Er... the idea of simultaniously DMing multiple different campaigns scares me. I have a job, kids, a home... but thats a level of responsability I am not ready for.
Both being a player and being a DM has its joys and frustrations.
As a DM, when things go well, its superb. The feeling you get when people explore your world, delight in what they find, grasp onto details and subtle plot hooks and make Epic Fights actually Epic is awesome. That feeling of having done it right is fantastic.
On the flip side, the buck stops with you. An encounted doesn't work out - you can' really blame your players. People losing interest, thats on you as well. People not enjoyin characters and wanting to swich or ignoring plot hooks or flat up murdering NPCs than anoy them - it might no exclusively be your fault but the onus is on you to learn from the bad thigns that have happend. Its hard work, and not just in the way prep is hard work.
I do love to DM but I find I DM to my own tastes. I like exploration parts of games and the discovery of a world. I like to encourage and support homebrew and I wnat a game that supports characters over builds and that sidesteps the constrained optimisaton problem that so many games devolve into. Its a style; I don't caim it to be the best one but it works for me - I just wish I got to play in games of that stye rther than DM them. I have no douby that our group's other DMs feel the same way about their games.

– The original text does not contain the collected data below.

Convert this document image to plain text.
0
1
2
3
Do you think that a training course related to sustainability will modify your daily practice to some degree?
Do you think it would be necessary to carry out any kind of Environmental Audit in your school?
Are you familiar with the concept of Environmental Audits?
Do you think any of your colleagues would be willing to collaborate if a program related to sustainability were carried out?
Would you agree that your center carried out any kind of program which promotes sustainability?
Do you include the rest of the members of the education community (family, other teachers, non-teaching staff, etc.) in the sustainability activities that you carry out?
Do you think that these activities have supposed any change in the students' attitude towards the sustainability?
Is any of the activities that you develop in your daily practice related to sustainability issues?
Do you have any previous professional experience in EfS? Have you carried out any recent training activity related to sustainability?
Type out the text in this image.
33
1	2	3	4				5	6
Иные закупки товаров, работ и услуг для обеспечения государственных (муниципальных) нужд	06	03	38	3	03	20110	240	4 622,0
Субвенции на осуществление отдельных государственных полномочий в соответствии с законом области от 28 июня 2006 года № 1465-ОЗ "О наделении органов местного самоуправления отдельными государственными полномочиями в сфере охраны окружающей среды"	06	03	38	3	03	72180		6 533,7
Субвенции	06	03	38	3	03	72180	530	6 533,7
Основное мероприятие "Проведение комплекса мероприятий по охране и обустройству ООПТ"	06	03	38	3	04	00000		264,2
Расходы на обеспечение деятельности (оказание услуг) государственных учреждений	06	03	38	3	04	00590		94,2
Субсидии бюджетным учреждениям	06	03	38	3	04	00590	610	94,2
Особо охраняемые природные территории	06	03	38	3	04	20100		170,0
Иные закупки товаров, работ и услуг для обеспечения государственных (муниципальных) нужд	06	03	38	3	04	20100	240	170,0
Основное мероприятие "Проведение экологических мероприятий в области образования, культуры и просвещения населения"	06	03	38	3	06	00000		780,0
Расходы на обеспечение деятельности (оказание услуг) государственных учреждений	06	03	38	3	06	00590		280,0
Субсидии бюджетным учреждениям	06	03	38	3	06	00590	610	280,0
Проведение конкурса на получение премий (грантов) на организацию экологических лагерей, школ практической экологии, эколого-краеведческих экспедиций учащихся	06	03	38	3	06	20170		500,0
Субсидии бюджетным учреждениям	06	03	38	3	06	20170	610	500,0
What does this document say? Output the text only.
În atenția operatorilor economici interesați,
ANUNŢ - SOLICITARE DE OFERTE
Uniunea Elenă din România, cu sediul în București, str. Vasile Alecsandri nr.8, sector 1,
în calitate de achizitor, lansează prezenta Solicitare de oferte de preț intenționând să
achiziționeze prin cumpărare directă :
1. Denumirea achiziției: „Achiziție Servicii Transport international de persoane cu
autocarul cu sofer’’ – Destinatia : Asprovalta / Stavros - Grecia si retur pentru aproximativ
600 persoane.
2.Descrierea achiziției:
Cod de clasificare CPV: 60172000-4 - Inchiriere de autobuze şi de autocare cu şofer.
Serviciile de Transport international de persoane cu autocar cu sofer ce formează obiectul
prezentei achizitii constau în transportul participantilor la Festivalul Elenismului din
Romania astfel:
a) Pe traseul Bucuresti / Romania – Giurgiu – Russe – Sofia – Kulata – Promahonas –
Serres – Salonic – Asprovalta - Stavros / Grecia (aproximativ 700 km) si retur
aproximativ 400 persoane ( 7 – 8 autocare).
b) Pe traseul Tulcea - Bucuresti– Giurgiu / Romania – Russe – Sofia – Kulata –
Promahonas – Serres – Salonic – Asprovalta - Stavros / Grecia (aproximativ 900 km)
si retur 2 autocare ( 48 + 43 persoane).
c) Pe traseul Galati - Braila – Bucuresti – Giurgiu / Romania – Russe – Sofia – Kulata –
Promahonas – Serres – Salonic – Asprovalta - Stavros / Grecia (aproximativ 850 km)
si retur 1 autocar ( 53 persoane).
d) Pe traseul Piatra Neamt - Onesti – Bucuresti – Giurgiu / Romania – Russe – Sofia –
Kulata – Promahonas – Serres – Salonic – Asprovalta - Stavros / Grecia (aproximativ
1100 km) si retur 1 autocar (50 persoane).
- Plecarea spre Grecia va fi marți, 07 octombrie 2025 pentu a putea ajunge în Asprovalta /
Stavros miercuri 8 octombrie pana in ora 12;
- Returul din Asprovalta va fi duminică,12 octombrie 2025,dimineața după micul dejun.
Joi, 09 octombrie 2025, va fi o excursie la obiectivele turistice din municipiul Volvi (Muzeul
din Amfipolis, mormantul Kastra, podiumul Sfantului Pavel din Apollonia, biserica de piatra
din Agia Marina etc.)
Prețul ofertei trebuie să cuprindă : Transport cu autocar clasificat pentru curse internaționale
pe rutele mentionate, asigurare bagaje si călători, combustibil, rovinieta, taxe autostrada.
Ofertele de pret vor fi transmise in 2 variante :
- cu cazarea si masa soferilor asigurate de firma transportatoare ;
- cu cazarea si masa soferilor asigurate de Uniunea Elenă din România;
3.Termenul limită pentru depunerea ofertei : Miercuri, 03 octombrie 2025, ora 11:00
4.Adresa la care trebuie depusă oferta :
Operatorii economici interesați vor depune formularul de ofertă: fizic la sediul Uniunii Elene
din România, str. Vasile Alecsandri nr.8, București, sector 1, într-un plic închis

As a player I find the powerlessness a bit frustrating some times. To have a vsion of what your character should be good at an bad at, but by the constraints of whatever system you are playing (usually D&D 5e for us) you can't deliver on that in game. Or maybe there is an exciting chaacter development path for your PC, but reluctantly the campaign Doom Clock limits time for side quests and others take prioriy. I find that sometimes my strong beliefs around DMing unfortunately undermine enjoyment of some games. Again, the oppositie is also true - DMing handeled well in a game in whch are a player is beautiful and having DMed helps you appreciate that a lot of circimstances have no universally good solution.
I guess ideally I like a mix of he two. I think that the rewards are higher for DMing and I think that the engagement can be a ot deeper but the effort is a lot more and I am not always sure its worth it. Sometimes its good to just pick up your character and do your thing.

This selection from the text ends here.